Soon after ten he left and began to walk home along the path that bordered the cemetery. There was a girl standing near the end of the path, and as he came up to her she said good evening. Later, he had learned she was a prostitute, waiting for the pubs to turn out, though at the time he had scarcely known of the existence of prostitutes.

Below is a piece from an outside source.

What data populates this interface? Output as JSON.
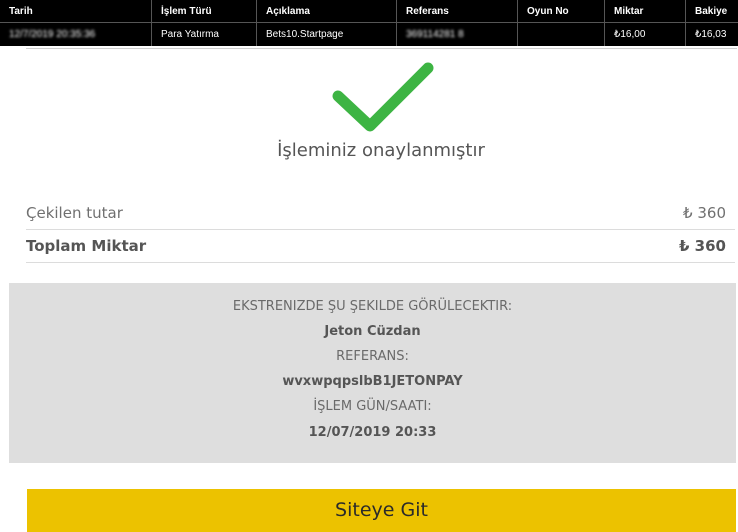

He went up to her and put his hand into his pocket where he had stuffed his scarf. Perhaps she thought he was feeling for his wallet, for she moved towards him and put her hand on his arm. He strangled her then, and she was too surprised to struggle or cry out. Afterwards, when he understood what he had done, he knew he would be caught, tried, hanged—but nothing had happened. The police never came to the house in Magadalen Hill, and if they had they would have discovered nothing, for Beryl told neither his aunt nor her mother that he had left her alone in the Odeon. She gave them the impression that it was she who had jilted him, left him finally at eleven that night and never wanted to see him again. Auntie Gracie was hot against her for her ingratitude and her fickleness, and of course she understood why Arthur, disappointed in love, fell ill suddenly from some virus the doctors couldn’t diagnose and was off work for six weeks. He never saw Beryl again, though later he heard that she had married a greengrocer and had two children.…
“Reckon her old man done it,” said Barry.
Arthur couldn’t summon the energy necessary to rebuke Barry for this slangy, coarse, and ungrammatical usage. He digested the sense behind the words. They would suppose Kotowsky had done it. Glass, evidently, already supposed so. But Arthur was still unable to struggle out of the paralysis of fear in which he had been gripped since eight-thirty. Impossible to get over the fact—yet equally impossible to grasp the full significance of it—that he had not only killed a woman he knew but one who lived in the same house. Impossible too to forget or come to terms with another aspect. He had lied to Inspector Glass, that piranha-faced man, lied under the pressure of panic and forgetting that his lie could easily be detected. Anthony Johnson could show the police he had lied. Anthony Johnson, emerging from the lavatory at twenty to twelve, had seen him creeping up the stairs in the dark.
He could, of course, say he had merely been down to deposit rubbish in the dustbin. He? At that hour? In his overcoat? No, whatever he said, Anthony Johnson’s testimony would be enough to draw their attention to him. And naturally Anthony Johnson would tell them. By now they would know, would perhaps be waiting for him at 142 Trinity Road.